In this article, I want to focus on mercy as an internal foundation stone of all our charitable endeavors. True mercy, in the biblical sense, is first of all a matter of the heart, before it translates into human action. God desires through the circumstances of others to call forth from us a generous and compassionate response. But there is a much deeper level of response that God desires to elicit from us. He wants to share his heart with us and that primarily, has to do with deepening our personal relationship with him.

God’s love is expressed in mercy

God’s heart is a fountain of mercy. God’s love for us is expressed in mercy – an extension of kindness and forgiveness to one who deserves the opposite. We do not deserve God’s love. We can never earn it or win it. He loves us completely because we are, first of all, his sons and daughters through baptism. That is not just a pious title, it is reality. We are truly adopted through Christ’s blood, shed on the cross for us and through the baptismal waters poured over us that come from the very heart, the wounded side of Christ. We belong to him. So deep is this relationship that even though we stray, we sin and we fail to live as children of God, he always is willing to receive us back, to forgive us and to restore the relationship. He has mercy on us.

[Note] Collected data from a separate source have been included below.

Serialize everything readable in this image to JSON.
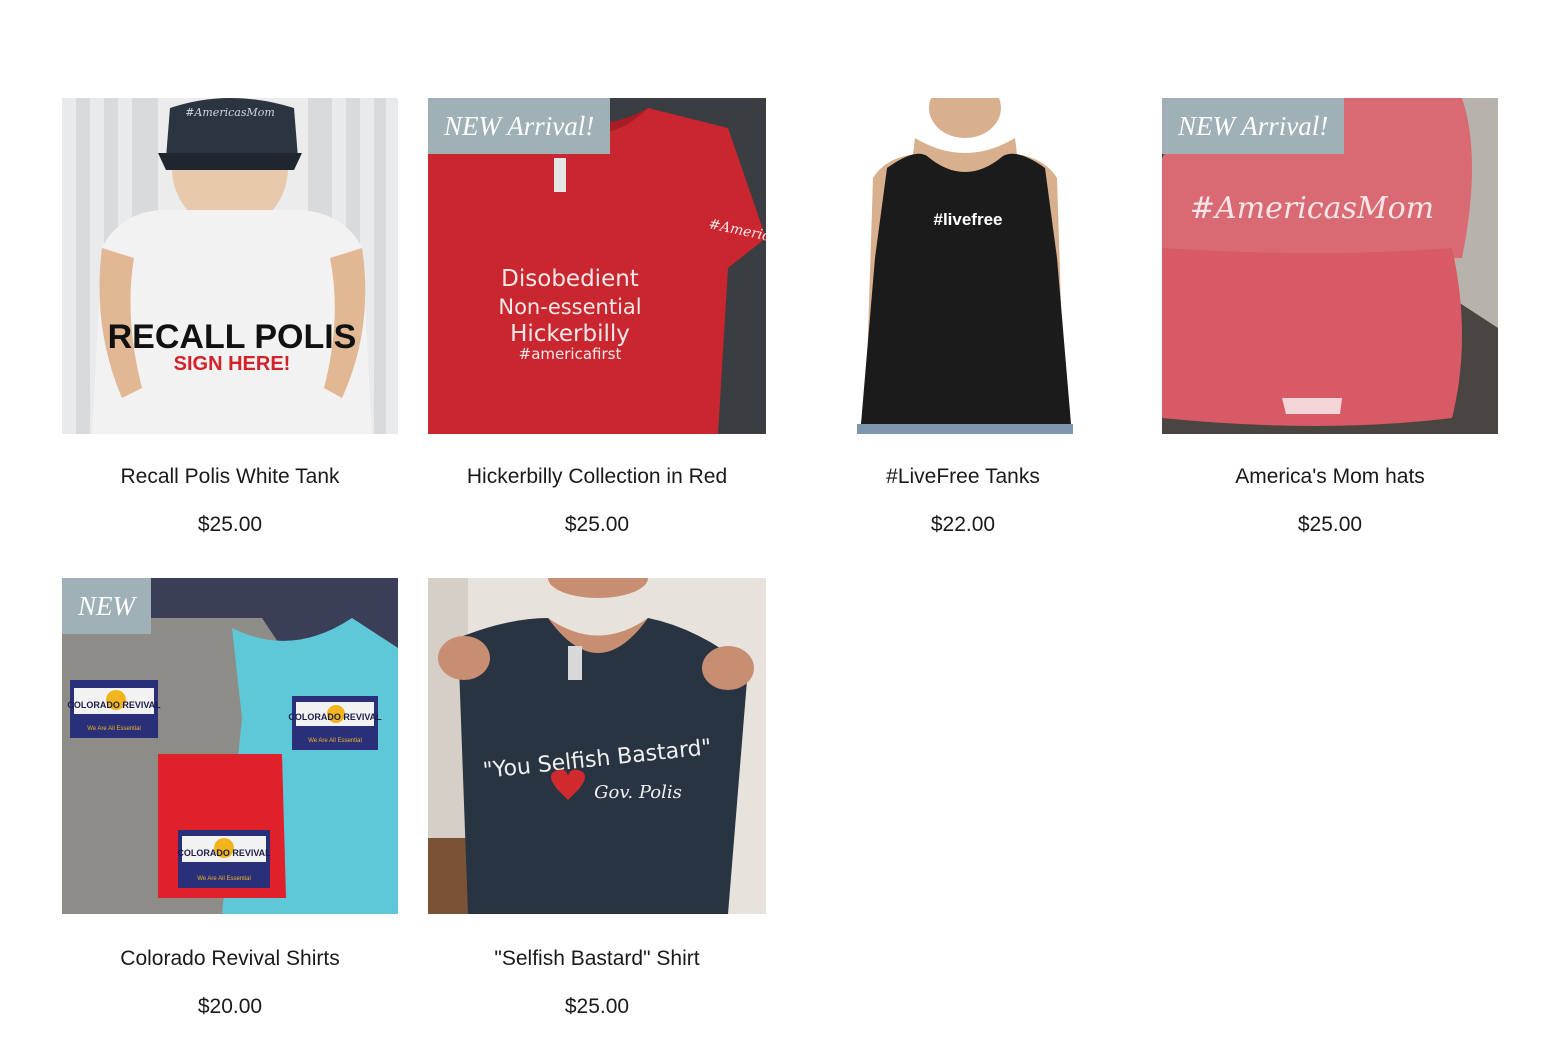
{
  "products": [
    {
      "title": "Recall Polis White Tank",
      "price": "$25.00",
      "ribbon": "",
      "print": [
        "RECALL POLIS",
        "SIGN HERE!"
      ],
      "hat_text": "#AmericasMom"
    },
    {
      "title": "Hickerbilly Collection in Red",
      "price": "$25.00",
      "ribbon": "NEW Arrival!",
      "print": [
        "Disobedient",
        "Non-essential",
        "Hickerbilly",
        "#americafirst"
      ],
      "sleeve_text": "#AmericasMom"
    },
    {
      "title": "#LiveFree Tanks",
      "price": "$22.00",
      "ribbon": "",
      "print": [
        "#livefree"
      ]
    },
    {
      "title": "America's Mom hats",
      "price": "$25.00",
      "ribbon": "NEW Arrival!",
      "print": [
        "#AmericasMom"
      ]
    },
    {
      "title": "Colorado Revival Shirts",
      "price": "$20.00",
      "ribbon": "NEW",
      "print": [
        "COLORADO REVIVAL",
        "We Are All Essential"
      ]
    },
    {
      "title": "\"Selfish Bastard\" Shirt",
      "price": "$25.00",
      "ribbon": "",
      "print": [
        "\"You Selfish Bastard\"",
        "Gov. Polis"
      ]
    }
  ],
  "colors": {
    "ribbon_bg": "#9fb1b6",
    "text": "#1a1a1a"
  }
}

Oftentimes, we treat our relationship with God lightly or we hardly refer to it at all. We live as we want to without even a thought for the one who made us in his image and likeness. We are his children – truly. And like any good and loving Father, he is deeply saddened when we reject, ignore or pay lip service to him. So often, we act like the prodigal son in the Gospel of Luke who asked for his inheritance because he wanted to leave home to do “his own thing.” In biblical times, requesting the portion of your family inheritance from the father was tantamount to saying, “Give me what’s coming to me. As far as I am concerned, you are dead to me.” And, wonder of wonders, in this parable, the father gives him the inheritance. The son goes and squanders that inheritance on “loose living.” Destitute and hungry, he comes to his senses. He realizes even the pigs on the pig farm have it better than he does – and so he begins the trip back to his father’s house. The father, longing for him, watches daily, hoping against hope. Finally, he sees his son coming. He runs out to meet him and receives him back with a warm embrace; restoring all the privileges and benefits of being a son in the father’s house. All this occurs while the son is still trying to form the words to ask for forgiveness. That is mercy – the extension of forgiveness and kindness to one who deserves the opposite.

Mercy always has characterized the living God. In speaking of contemporary man and woman, Pope John Paul II wrote: “To humanity which sometimes seems bewildered and overwhelmed by the power of evil, selfishness and fear, the Risen Lord offers his love that pardons, reconciles and reopens hearts to hope. Mercy is ‘a love that converts hearts and gives peace.’” (His last Divine Mercy Message, 2005)


Spiritual exercise:

At this point, take a moment to reflect on God’s merciful love towards you.

If you can, just take five minutes and think of the ways God has had mercy on you when you deserved the opposite. Where might you be today if God had not forgiven you? In our human condition, it is almost impossible to extend mercy if we have not been willing to receive it from God. Have you fully received the mercy he so desires to give you?